It takes a lot to get under CJ McCollum’s skin.
But, with frustrations piling up over the last two games, McCollum found his breaking point Saturday night.
And Kings big man Alex Len was his target.
Just under four minutes into the third quarter of the Trail Blazers 123-111 loss to the Kings, McCollum put up his dukes.
Portland was down by 20.
It was obvious the Trail Blazers shooting guard did not like the way Kings big man Alex Len had set a moving screen.
The two quickly got into a shoving match. It looked as if punches were going to be thrown.
“The game wasn’t going well for us,” McCollum explained his point of view of the scuffle. “I felt like he could’ve moved, he didn’t have to stand there and keep trying to screen me."
To say it's been a trying season for the Blazers would be an understatement. Portland is currently looking at a 28-37 overall record, and now with two straight losses, first to the Suns, and now to the Kings on back to back nights, the Blazers have put even more space in between them and the eighth-seeded Memphis Grizzlies.
“We’re in the danger zone. We need every game. We felt that we’d come away with a win tonight,” McCollum said.
It was as if McCollum could feel the ‘danger zone’ approaching while Len was approaching his personal space for longer than was necessary.
The officials were quick to get in the middle of McCollum and Len.
And good thing.
Following the official review, of the ‘hostile act’ the refereeing crew assessed that no punch was attempted, even though some may say, Len looked to have his right fist ready to go.
But, with no attempted punch, meant the two received offsetting technicals, while Len was also charged with an offensive foul.
The official NBA rules on assessing whether or not a player is to be ejected reads as follows --
A player, coach, trainer, or other team bench person must be ejected for:
A punching foul
A fighting foul
Technical foul for an attempted punch or swing with no contact or a thrown elbow toward an opponent above shoulder level with no contact
But, don’t think throwing a punch wasn’t crossing McCollum’s mind.
He also wasn’t surprised that he was only hit with a tech, because he would have made sure to earn an ejection.
I wasn’t heading to the locker room. They didn’t even let me swing. At least let me swing first, if you’re going to throw me out. Let me work on my stuff. You know, I work all summer on my hands, at least let me use them. -- Trail Blazers shooting guard CJ McCollum said postgame
If it wasn’t for referee Brett Nansel, it sounds like Len would’ve been welcomed with a fist from McCollum.
“If they didn’t grab me, you all would’ve been able to see something,” McCollum said with a smile.
McCollum's backcourt teammate Damian Lillard backed him both in the moment of the scuffle and after the game.
“[Len] was setting a moving screen,” Lillard said postgame. “CJ was kind of bumping him, trying to fight through it, then they called an offensive foul because he kind of shoved him on the last screen and a frustrating time of the game, CJ shoved him back, he shoved CJ and at that point, got to get ready to defend yourself, and I thought that was what he did.”

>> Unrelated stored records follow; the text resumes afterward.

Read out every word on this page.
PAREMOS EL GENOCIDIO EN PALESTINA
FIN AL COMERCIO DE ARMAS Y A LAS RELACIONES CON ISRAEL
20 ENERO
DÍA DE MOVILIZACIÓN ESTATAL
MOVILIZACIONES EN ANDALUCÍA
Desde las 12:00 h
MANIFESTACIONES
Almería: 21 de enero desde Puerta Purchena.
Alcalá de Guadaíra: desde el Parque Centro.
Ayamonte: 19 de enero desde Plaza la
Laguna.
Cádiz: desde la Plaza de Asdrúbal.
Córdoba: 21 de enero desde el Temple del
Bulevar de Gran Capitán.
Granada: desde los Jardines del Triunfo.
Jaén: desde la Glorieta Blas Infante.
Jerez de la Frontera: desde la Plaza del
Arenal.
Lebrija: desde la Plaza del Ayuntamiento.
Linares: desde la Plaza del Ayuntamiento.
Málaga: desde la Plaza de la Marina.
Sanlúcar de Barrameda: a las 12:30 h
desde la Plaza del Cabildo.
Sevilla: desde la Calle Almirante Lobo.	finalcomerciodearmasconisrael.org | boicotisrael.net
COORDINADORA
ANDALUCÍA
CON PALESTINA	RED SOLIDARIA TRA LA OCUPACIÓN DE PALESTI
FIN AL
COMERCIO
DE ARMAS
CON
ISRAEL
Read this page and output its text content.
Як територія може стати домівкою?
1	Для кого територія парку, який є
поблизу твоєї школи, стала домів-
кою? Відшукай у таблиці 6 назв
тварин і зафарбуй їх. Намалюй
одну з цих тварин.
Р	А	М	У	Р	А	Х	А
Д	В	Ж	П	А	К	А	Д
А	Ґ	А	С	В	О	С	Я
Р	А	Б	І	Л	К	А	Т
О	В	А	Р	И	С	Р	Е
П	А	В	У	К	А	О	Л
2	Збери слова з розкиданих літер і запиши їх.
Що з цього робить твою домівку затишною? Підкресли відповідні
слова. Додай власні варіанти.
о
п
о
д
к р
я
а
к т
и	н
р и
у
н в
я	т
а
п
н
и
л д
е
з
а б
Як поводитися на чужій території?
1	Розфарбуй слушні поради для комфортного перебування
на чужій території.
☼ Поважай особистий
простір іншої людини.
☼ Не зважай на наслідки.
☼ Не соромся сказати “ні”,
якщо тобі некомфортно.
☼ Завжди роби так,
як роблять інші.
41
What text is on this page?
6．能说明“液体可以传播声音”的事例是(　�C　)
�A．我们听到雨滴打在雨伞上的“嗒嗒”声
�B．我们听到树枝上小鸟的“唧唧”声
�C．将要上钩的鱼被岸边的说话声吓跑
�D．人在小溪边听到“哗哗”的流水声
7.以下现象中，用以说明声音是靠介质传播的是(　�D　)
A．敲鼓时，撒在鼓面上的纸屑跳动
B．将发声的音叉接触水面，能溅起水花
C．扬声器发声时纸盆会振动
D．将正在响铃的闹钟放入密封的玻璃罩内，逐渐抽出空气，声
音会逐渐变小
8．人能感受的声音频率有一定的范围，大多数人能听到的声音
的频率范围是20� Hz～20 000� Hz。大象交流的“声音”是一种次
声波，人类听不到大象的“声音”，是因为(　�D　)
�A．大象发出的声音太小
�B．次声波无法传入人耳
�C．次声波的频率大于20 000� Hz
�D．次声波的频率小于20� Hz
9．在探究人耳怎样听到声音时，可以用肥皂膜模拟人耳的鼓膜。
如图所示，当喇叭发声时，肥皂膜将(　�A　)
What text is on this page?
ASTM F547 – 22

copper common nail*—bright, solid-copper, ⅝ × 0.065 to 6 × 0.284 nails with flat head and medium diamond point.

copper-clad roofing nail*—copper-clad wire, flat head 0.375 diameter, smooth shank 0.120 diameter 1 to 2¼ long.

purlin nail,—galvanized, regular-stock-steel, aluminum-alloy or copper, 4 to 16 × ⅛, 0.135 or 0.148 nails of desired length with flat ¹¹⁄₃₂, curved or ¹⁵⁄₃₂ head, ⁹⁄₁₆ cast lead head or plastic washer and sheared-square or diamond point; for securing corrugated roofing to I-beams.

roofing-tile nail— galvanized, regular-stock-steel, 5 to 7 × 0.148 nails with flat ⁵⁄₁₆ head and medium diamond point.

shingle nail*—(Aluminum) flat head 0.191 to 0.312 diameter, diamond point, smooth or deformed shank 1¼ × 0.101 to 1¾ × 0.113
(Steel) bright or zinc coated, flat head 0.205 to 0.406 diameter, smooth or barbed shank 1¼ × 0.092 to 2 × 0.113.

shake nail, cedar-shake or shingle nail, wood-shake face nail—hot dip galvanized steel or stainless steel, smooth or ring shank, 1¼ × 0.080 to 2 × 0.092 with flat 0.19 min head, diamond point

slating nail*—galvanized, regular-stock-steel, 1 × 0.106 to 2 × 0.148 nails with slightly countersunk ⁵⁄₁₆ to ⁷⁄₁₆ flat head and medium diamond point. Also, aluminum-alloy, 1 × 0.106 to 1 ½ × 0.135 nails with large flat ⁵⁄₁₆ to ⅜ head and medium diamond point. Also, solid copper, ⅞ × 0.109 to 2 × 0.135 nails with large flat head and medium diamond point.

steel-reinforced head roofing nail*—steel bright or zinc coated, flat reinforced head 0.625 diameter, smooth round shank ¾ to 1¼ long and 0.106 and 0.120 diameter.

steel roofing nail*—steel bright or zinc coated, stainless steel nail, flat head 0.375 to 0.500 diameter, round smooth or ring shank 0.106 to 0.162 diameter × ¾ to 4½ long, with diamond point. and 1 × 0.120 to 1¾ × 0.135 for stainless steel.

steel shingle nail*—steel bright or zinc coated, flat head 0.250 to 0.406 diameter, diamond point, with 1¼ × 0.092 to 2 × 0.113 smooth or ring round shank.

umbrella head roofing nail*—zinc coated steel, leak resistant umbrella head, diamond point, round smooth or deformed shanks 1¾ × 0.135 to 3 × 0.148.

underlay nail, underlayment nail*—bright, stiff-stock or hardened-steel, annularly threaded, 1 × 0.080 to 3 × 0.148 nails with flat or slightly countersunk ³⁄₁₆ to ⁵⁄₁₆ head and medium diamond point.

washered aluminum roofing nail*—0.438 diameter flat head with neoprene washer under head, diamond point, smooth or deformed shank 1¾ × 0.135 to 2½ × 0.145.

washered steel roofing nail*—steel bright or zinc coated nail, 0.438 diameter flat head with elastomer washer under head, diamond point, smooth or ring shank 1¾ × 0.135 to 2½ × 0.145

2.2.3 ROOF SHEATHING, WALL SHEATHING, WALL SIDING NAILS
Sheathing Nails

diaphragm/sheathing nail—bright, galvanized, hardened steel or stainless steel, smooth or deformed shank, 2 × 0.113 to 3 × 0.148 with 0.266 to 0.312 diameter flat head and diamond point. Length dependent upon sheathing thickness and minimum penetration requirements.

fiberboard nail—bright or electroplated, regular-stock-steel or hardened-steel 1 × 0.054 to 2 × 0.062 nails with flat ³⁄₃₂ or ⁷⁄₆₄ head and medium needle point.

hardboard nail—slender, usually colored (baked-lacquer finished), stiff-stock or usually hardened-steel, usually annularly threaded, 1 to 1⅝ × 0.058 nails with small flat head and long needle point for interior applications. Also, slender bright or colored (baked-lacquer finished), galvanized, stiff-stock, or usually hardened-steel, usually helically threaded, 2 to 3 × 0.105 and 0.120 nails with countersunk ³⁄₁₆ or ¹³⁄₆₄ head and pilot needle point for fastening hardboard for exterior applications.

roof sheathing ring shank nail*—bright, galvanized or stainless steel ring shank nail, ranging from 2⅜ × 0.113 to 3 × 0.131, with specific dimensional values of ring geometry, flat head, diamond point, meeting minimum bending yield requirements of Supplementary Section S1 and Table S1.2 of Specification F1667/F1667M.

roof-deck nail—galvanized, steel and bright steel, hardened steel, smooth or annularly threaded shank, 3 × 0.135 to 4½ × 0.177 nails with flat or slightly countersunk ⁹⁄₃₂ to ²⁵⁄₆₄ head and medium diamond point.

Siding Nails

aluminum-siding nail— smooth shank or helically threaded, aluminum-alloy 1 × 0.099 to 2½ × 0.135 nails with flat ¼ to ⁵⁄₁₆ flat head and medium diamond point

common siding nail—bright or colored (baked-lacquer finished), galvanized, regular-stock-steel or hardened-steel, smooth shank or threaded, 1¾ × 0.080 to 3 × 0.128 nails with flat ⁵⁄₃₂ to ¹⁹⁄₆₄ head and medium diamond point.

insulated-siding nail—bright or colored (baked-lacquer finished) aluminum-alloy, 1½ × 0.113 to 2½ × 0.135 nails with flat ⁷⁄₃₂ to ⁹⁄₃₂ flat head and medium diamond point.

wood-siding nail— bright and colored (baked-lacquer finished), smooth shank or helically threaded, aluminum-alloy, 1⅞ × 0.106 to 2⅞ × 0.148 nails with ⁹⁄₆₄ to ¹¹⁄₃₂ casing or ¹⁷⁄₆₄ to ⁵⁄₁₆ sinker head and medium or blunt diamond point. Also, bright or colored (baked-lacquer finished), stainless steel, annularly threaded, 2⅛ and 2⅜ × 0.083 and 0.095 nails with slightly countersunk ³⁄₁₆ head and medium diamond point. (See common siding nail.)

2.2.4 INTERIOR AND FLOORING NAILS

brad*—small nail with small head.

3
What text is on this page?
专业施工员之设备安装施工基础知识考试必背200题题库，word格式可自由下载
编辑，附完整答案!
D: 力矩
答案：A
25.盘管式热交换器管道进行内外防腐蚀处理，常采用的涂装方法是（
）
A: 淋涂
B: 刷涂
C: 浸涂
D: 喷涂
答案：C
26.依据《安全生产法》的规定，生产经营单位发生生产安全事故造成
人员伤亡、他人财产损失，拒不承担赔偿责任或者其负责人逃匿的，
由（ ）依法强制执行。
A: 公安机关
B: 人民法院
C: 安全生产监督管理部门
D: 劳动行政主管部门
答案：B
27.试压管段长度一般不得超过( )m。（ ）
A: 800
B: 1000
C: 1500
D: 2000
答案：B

That technical foul was number five for McCollum this season and Len’s third of the year.
The Trail Blazers season has had its boiling points that's for sure. Lillard has tailed six technicals on the season, while Blazers head coach Terry Stotts has five.
“Everything is probably a good start” is what McCollum believes the Blazers should change between now and Tuesday night when the Phoenix Suns come to town.
Now with seventeen games remaining in the regular season, will Portland be able to turn frustration into extra motivation while finding some urgency or could we see more technical fouls on the horizon?